What does the training program comprise?

The training program in Tanzania was designed to mirror the established training model in the United States (2 years of dedicated IR training, preceded by a diagnostic radiology residency). The main difference was that at the start of the program, there were no local IR faculty to spearhead training efforts. As such, we had to start without any local teaching faculty, requiring us to fly in a team of teaching faculty, nurses, and technologists for at least 2 weeks every month until enough IR faculty in Tanzania graduated to then sustainably carry on the program on their own. An additional layer of complexity is that, alongside learning the skills and knowledge required to become interventional radiologists, trainees must also concentrate on practice building to help establish and expand the specialty from scratch in new settings.

With 10 physicians graduating from the program during the study and a pace of three per year continuing after, has the training program evolved as more individuals have passed through it?

Absolutely. The program has evolved quickly. When we first started our monthly teaching trips to Tanzania in October 2018, we only did biopsies, biliary drains, abscess drains, and nephrostomies. Over time, we added more procedures, including uterine fibroid embolization, splenic artery embolization, central venous access and recanalization, transarterial chemoembolization, transjugular intrahepatic portosystemic shunt creation, and a whole range of pediatric IR procedures, meaning that we can now cover the entire spectrum of IR procedures available to patients in the United States, with few exceptions (ie, yttrium-90 radioembolization and ablation). In addition, the training program has grown in local autonomy and independence. The initial trainees who joined in 2018 now fully run the IR service and have grown into local leaders in both education and clinical care.

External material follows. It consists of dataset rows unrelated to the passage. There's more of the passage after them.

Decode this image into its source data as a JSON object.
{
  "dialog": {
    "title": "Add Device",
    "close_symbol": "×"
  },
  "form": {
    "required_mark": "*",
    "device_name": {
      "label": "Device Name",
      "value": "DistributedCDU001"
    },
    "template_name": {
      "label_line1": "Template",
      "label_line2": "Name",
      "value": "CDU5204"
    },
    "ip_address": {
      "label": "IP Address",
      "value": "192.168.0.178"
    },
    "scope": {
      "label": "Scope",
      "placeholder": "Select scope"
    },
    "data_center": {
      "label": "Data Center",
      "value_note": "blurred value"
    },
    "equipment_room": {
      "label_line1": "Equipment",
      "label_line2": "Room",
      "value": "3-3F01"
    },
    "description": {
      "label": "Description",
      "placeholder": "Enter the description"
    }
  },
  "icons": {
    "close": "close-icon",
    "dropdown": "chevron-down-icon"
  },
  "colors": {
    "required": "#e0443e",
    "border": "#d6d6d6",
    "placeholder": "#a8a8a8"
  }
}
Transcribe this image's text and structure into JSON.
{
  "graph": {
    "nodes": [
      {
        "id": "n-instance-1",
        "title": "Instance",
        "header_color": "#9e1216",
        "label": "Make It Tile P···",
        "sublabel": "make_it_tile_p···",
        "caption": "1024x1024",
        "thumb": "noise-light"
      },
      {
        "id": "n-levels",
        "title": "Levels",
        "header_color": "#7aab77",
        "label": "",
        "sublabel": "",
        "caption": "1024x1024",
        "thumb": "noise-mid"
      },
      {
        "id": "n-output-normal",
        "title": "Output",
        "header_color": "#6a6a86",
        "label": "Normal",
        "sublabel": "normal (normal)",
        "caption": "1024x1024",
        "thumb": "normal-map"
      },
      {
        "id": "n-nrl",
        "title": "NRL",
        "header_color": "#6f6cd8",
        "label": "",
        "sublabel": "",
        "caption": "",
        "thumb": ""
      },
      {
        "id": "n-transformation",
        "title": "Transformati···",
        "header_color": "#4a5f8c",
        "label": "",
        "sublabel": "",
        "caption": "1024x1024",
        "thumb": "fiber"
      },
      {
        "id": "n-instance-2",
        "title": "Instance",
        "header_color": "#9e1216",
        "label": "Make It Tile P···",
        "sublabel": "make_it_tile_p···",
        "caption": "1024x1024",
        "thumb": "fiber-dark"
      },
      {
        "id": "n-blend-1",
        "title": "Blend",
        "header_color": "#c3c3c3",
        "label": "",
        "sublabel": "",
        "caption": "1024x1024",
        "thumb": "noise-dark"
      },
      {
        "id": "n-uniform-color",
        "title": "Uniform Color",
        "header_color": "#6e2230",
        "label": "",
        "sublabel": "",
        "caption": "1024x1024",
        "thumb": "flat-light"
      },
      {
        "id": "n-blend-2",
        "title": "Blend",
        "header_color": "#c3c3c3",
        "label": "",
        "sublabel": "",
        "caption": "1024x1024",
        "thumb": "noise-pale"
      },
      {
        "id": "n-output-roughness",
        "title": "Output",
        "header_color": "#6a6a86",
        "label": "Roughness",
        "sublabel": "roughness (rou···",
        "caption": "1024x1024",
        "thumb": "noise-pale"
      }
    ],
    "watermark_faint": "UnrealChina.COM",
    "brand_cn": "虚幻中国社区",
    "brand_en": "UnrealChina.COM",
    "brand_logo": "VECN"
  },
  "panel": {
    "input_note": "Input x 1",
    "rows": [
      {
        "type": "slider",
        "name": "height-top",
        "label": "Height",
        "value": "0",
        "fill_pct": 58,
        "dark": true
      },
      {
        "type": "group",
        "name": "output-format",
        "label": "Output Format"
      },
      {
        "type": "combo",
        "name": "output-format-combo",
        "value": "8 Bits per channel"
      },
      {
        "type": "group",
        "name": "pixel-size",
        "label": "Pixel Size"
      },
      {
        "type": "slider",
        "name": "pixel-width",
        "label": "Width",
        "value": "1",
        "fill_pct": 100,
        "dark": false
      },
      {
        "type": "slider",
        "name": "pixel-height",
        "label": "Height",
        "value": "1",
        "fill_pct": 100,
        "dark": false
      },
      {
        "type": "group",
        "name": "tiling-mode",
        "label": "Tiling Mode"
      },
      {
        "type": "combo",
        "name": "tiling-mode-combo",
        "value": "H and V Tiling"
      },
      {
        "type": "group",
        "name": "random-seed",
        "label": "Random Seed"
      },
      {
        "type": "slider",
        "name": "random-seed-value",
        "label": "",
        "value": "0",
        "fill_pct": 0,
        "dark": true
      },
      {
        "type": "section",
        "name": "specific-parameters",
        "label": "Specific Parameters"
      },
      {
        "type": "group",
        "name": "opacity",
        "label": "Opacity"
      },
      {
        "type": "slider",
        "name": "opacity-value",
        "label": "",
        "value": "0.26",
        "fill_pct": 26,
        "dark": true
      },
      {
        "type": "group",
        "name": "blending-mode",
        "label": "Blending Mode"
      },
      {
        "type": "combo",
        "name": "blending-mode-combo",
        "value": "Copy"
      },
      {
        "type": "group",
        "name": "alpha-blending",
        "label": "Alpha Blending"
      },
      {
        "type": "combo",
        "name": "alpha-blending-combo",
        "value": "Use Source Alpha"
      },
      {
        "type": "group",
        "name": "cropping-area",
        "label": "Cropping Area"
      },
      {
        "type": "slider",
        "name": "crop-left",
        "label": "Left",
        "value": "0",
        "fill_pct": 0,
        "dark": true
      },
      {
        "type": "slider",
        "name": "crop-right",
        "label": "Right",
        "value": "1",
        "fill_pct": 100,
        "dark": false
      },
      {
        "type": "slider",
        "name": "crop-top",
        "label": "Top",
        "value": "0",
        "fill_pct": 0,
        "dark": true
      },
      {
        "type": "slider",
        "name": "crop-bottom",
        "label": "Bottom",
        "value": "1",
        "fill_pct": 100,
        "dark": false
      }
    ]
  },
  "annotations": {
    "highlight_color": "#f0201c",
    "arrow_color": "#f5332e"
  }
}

Similarly, partner programs have since begun in Uganda and Rwanda. What has the group learned about the scalability of the training program from one place to the next?

We have learned many lessons along the way. Local buy-in is essential. A great deal of the program’s success has come not just directly from the efforts of the IR trainees in the program, but also from the many individuals who have provided support locally and are committed to the growth of IR in East Africa. In terms of international partnership, a structured approach with open channels of communication and tight coordination is also crucial. Given the diversity of skills and background from the many volunteers who have contributed, the scalability of this program has depended on strong organization. With all of this in mind, the template developed in Tanzania has been transferable to our new partner programs in Uganda and Rwanda. Most importantly, we recognize that these programs are not only urgently needed, but with the close collaboration and dedication observed thus far, it is indeed possible to establish state-of-the-art IR training in East Africa, an achievement unprecedented before this initiative.

What are the plans for next phases of the Road2IR program?

The hope is to expand similar training programs to any country that needs it. Unfortunately, funding is the limiting factor. We run an incredibly tight ship and have kept our annual budget to well below $100,000. Despite this limited budget, we are celebrating our 100th teaching trip to East Africa this July 2024. Our funds come mostly from small grants and donations by participating faculty. However, as we expand to more countries, this is not sustainable, and we are in urgent need of larger grants or donations and new strategic partnerships. Any tips and recommendations are greatly appreciated.